Climate scientists have tended to studiously ignore ice mass and sea ice growth around Antarctica as a whole while at the same time screaming blue murder that the West Antarctic peninsular is losing ice. This is the small piece of Antarctica that sticks up into the Southern Ocean towards S America and is forever subject to periodic exposure to warm ocean currents migrating from the Pacific through the Indian towards the Atlantic oceans – some of which re-enters the Pacific via the Magellan Straits. Numerous papers are published on a regular basis and these have tended to give the false impression to Joe Public that it is Antarctica as a whole that sheds ice – when it is no such thing and ice mass has been growing on the bigger continent sized chunk.

At http://climateaudit.org/2015/12/02/antarctic-ice-mass-controversies/ …. has an extremely interesting post in that it explains the statistical methodology behind the various climate papers and you are left with the impression some people will deliberately obscure the truth and twist the facts in order to get away with promoting their agenda without allowing the opposition a voice of protest. This seems to occur over and over again. One side appears to dominate the peer review process in order to keep out heretical views – no matter how much actual evidence is accumulated. It is an interesting piece that becomes even more interesting when it comes to the study of the West Antarctic peninsular throughout the Holocene period.

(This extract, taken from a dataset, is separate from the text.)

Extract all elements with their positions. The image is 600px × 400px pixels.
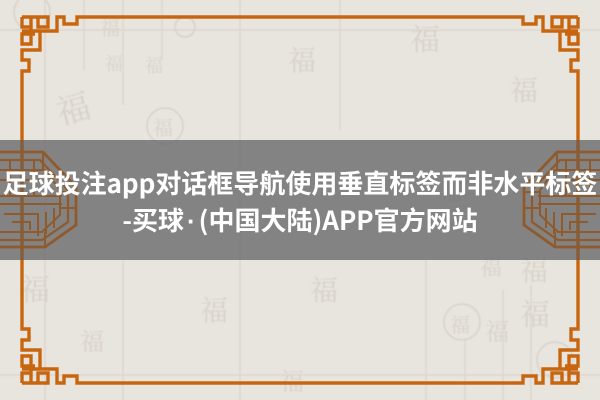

Apparently, there has been a massive ongoing reduction and an up and down variation up to the present. The peninsular is not a stable place as far as the amount of ice it may hold at any given moment in time. There is  also an unmistakable drop in the amount of ice on the peninsular in comparison to the position during the Late Glacial Maximum when massive glaciation all the way up to Patagonia are a well recorded phenomenon. From a Catastrophist point of view this appears to support the idea of pole movement at the end of the LGM, an unfashionable hypothesis and one that uniformitarians invariably ignore. In the context of a shift from a glaciated phase to a less than glaciated phase the West Antarctic peninsular would appear to conform to such a pattern – but of course, conjecture here is meant rather than fact. Patagonia was a lot colder during the LGM – but so were parts of Australia (unglaciated but cold). One would need a process to explain this – and other explanations may be brought into the equation.

The reality is that the fall from icy conditions as a result of the end of LGM scenario, mainstream or catastrophist, is and has been a bonus for the global warming crowd. They have been able to show that ice has receded in one part of Antarctica without the necessity of showing it might have grown in another part of the continent. After all, the major portion of Antarctica is under a massive ice sheet. At the same time they clearly don't know why  so much ice has been lost on the peninsular, apart from declining global temperatures. The fact the variation during the Holocene has been a fraction of what it was at the end of the LGM is neither here nor there but what it does do is show the idea of global warming as a factor is not the least unprecedented. In fact, what we see is a real hockey stick – one going in the wrong direction. The uptick of the blade is at the end of the LGM rather than in the 20th or 21st centuries – and the handle is the Holocene pattern as a whole.